L’opéra migrateur

La migration nous en parlons tous, nous l’attendons, nous l’espérons tous. Certaines grandes nuits, nous l’entendons, la ressentons, la touchons de la main. Mais la voir en plein jour vous éblouir, marque à vie. Cette chance inouïe, je l’ai eue…

Texte : Jean-Marc Fédérer

Jackpot assuré

Au mois d’octobre dernier, sachant le passage des musiciennes lancé, à la suite d’une nuit de gabion dans l’estuaire de la Seine, je profite de l’occasion pour aller les taquiner avec un ami qui les apprécie à leur juste valeur. La nuit fut sympathique, mais la jolie brise d’est qui secouait les mares au jour, disparut la nuit venue. Le brouillard fut léger et nous pûmes mettre dans le U deux jolies sarcelles de début de saison. Le matin venu, dès que le soleil fit son apparition, la grosse brise d’est reprit de plus belle : le fameux vent thermique. Ce dernier berne de nombreux chasseurs de nuit, mais le jour ou plutôt la nuit où il tient ce fichu vent, c’est le jackpot assuré.
Les appelants étaient au sec et dans les caisses, la mare en ordre et le gabion propre et rangé. Direction notre petit couloir à grives. Le timing est serré car les oiseaux passent jusqu’à 10h30 avec une accélération du phénomène autour de 9h.

La brochette patine

Nous sommes en place. Les premiers oiseaux passent. Nous mettons quelques cartouches à trouver le rythme. Surement la faute à notre nuit de gabion et aux deux poses coupe nuit, une à 2h et une à 5h. Et je peux vous dire que pour deux énervés comme nous, derrière le sommeil est compliqué. Une pose peut toujours être le début d’un déboulé de gibier : cette chasse rend fou… En attendant, les musiciennes rigolent et la brochette patine.

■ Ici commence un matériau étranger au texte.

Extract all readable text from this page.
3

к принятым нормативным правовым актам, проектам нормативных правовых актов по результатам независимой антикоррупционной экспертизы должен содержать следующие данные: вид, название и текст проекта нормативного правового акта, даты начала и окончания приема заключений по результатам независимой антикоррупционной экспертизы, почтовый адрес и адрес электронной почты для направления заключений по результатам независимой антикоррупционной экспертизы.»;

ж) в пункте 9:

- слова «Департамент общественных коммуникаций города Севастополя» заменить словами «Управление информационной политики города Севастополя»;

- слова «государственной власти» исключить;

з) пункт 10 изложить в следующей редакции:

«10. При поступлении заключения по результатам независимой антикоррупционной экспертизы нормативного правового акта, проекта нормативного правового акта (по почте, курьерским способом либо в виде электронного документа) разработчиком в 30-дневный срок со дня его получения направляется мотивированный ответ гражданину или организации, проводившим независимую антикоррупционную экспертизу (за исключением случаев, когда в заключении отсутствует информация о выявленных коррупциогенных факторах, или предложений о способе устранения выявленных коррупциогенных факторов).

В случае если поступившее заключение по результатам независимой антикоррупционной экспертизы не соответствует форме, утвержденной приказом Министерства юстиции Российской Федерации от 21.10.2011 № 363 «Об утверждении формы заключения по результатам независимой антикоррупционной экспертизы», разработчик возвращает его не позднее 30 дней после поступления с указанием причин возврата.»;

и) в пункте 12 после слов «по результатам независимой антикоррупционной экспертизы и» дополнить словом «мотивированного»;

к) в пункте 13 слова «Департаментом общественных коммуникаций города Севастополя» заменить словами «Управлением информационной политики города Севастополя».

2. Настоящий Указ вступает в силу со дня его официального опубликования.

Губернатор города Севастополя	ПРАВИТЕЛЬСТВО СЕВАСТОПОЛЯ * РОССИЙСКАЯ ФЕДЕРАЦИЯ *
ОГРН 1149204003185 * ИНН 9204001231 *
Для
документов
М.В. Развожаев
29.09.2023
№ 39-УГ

A force d’essayer nous finissons par cueillir quelques oiseaux. Le flux devient plus dense. Des draines, la plus grosse des grives, se mêlent aux musiciennes. Quelques paires de ramiers et un petit paquet de colombins, ces magnifiques petits bleus, s’invitent malheureusement pour eux à la fête.

Des pinsons, des gros becs sont de la partie…. La matinée s’égrène douce et heureuse.

Nous nous rendons compte que les oiseaux ont tendance à passer sur notre droite entre trois petits bosquets. Je me décale. Le tir est plus difficile, mais nous couvrons mieux. Les musiciennes continuent d’animer la migration, mais il devient de plus en plus ardu de les distinguer au milieu des nuées de piafs en tout genre qui défilent sous mes yeux. Une sur deux est intirable, sinon je cartonnerais les passereaux au passage.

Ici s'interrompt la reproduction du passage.